While all of his children are showing signs of musical talent, Topham jokes that he is secretly hoping they’ll become accountants. “Being a musician is hard; I think it’s a dog’s life actually.” Despite all this, the pull of Blues is such that neither Topham, nor many others, have been able to keep away for long.

While legend B. B. King, in his famous track, ‘Thrill Is Gone’, sings, “You done me wrong, baby, and you’re gonna be so sorry some day…”, Topham argues that ‘Blues’ is not always about “times are tough”.

In fact, Blues, he explains, was originally minstrel music, but soon became a melting pot of Islamic music, African traditional music, as well as adopting influences from the various communities in the American South at the time (which included Native American, French, Celtic, among others). This cocktail of influences can be explained by the fact that the “musicians would travel and sing about their lives”.

He explains his passion for it: “It’s something to do with the delivery and tension within it when you’re playing. That same feeling I’ve experienced in Morocco, and I’ve actually experienced it in Indonesia too…”

In fact, these parallels between Blues and the Muslim world go further. When asked about the various jazz and Blues musicians who had become Muslim over the years, Topham’s response is, “there were so many of them, I wouldn’t know where to start.”

From Art Blakey to Dizzy Gillespie’s room-mate, Oliver Mesheux (who became Mustafa Dalil); from Kenny Clarke (who became Liaqat Ali Salaam) to Sahib Shihab, a pioneer of the European jazz scene, and who appears to have been the first jazz musician to have converted to Islam.

Topham, although himself perhaps a ‘white’ anomaly, relates much of this wave of conversions to the Black Power movement; but summarises simply, “I think through Islam there was their identity. It was a way to have, in simple words, real dignity. I think that was the attraction. Islam gives you dignity.”

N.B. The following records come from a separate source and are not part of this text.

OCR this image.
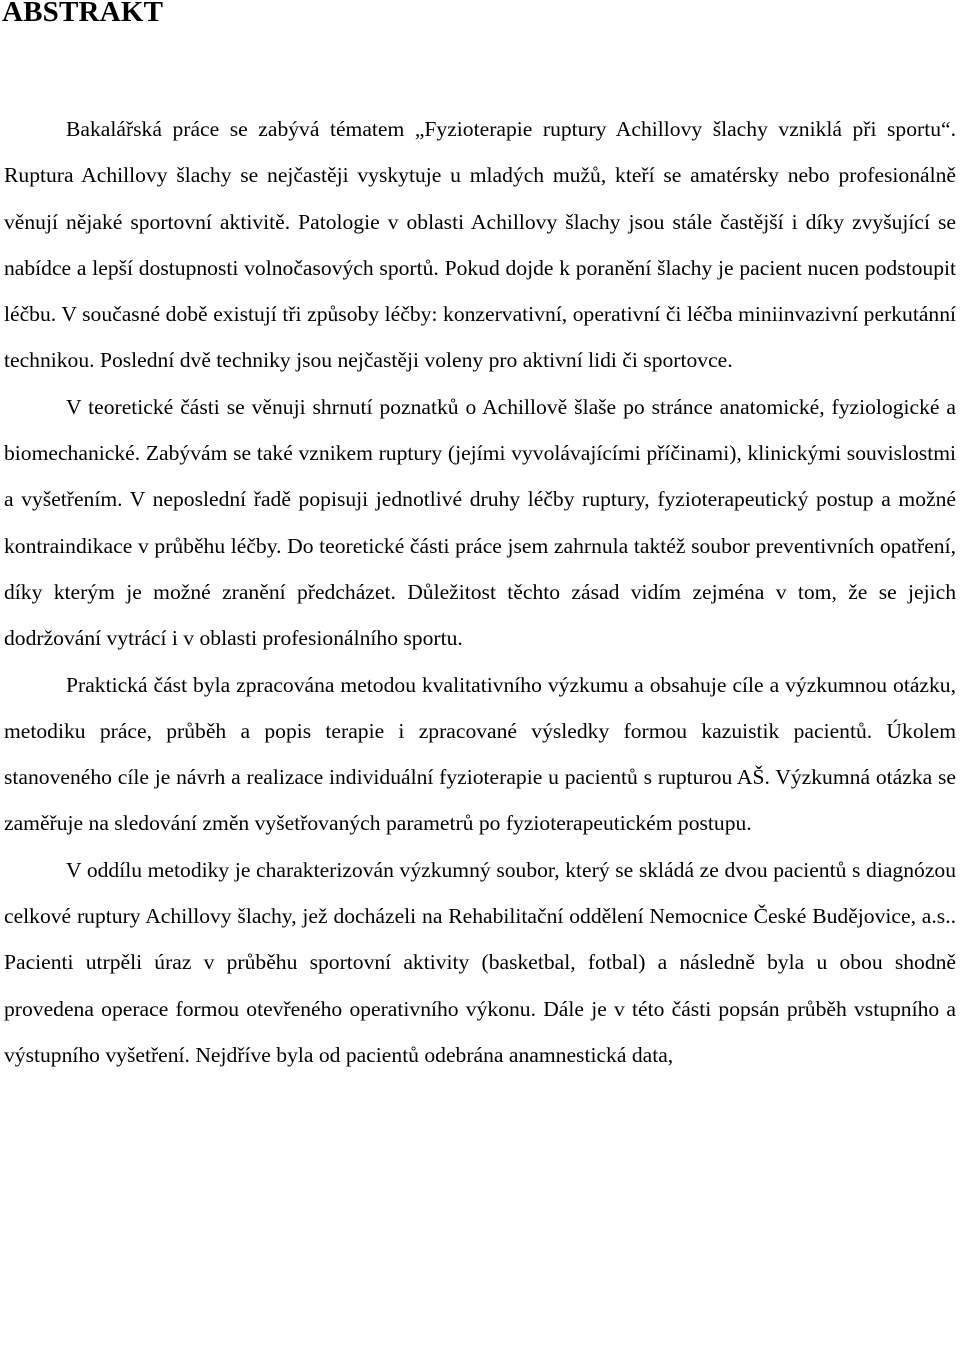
ABSTRAKT

Bakalářská práce se zabývá tématem „Fyzioterapie ruptury Achillovy šlachy vzniklá při sportu“. Ruptura Achillovy šlachy se nejčastěji vyskytuje u mladých mužů, kteří se amatérsky nebo profesionálně věnují nějaké sportovní aktivitě. Patologie v oblasti Achillovy šlachy jsou stále častější i díky zvyšující se nabídce a lepší dostupnosti volnočasových sportů. Pokud dojde k poranění šlachy je pacient nucen podstoupit léčbu. V současné době existují tři způsoby léčby: konzervativní, operativní či léčba miniinvazivní perkutánní technikou. Poslední dvě techniky jsou nejčastěji voleny pro aktivní lidi či sportovce.

V teoretické části se věnuji shrnutí poznatků o Achillově šlaše po stránce anatomické, fyziologické a biomechanické. Zabývám se také vznikem ruptury (jejími vyvolávajícími příčinami), klinickými souvislostmi a vyšetřením. V neposlední řadě popisuji jednotlivé druhy léčby ruptury, fyzioterapeutický postup a možné kontraindikace v průběhu léčby. Do teoretické části práce jsem zahrnula taktéž soubor preventivních opatření, díky kterým je možné zranění předcházet. Důležitost těchto zásad vidím zejména v tom, že se jejich dodržování vytrácí i v oblasti profesionálního sportu.

Praktická část byla zpracována metodou kvalitativního výzkumu a obsahuje cíle a výzkumnou otázku, metodiku práce, průběh a popis terapie i zpracované výsledky formou kazuistik pacientů. Úkolem stanoveného cíle je návrh a realizace individuální fyzioterapie u pacientů s rupturou AŠ. Výzkumná otázka se zaměřuje na sledování změn vyšetřovaných parametrů po fyzioterapeutickém postupu.

V oddílu metodiky je charakterizován výzkumný soubor, který se skládá ze dvou pacientů s diagnózou celkové ruptury Achillovy šlachy, jež docházeli na Rehabilitační oddělení Nemocnice České Budějovice, a.s.. Pacienti utrpěli úraz v průběhu sportovní aktivity (basketbal, fotbal) a následně byla u obou shodně provedena operace formou otevřeného operativního výkonu. Dále je v této části popsán průběh vstupního a výstupního vyšetření. Nejdříve byla od pacientů odebrána anamnestická data,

Though undeniably a Blues purist, Topham himself has played with a number of Muslim musicians, from ex-Strawbs drummer, Haroun Coombes, to a Sufi tabla player. Even now his experimentation with sitars occasionally lets loose on the strings of his Fender ‘Strat’. “I do experiment, acoustic music, moody jazz, music that I feel I can touch other musicians I play with; and the audiences.”

Now able to re-enter the music world confident in himself as a Muslim, Topham feels Islam has changed his style somewhat. “I think it’s become much subtler; it did take a long time to achieve any kind of clarity; it’s just being conscious of the fact that you can play in such a way that can touch people’s feelings.”

Plans for the future? : “I will always carry on playing; but whether I want to commit that down to something which is lasting. I prefer live [performances] really; I prefer that moment. And you don’t know what’s going to be lasting; everyone years ago thought Abba was a total embarrassment, and I still do; and yet their popularity is beyond belief. Somebody bought me tickets to see Mamma Mia a couple of years ago, and I had to go in disguise in case somebody saw me!” Outspoken to the last. But, then, that’s the Blues.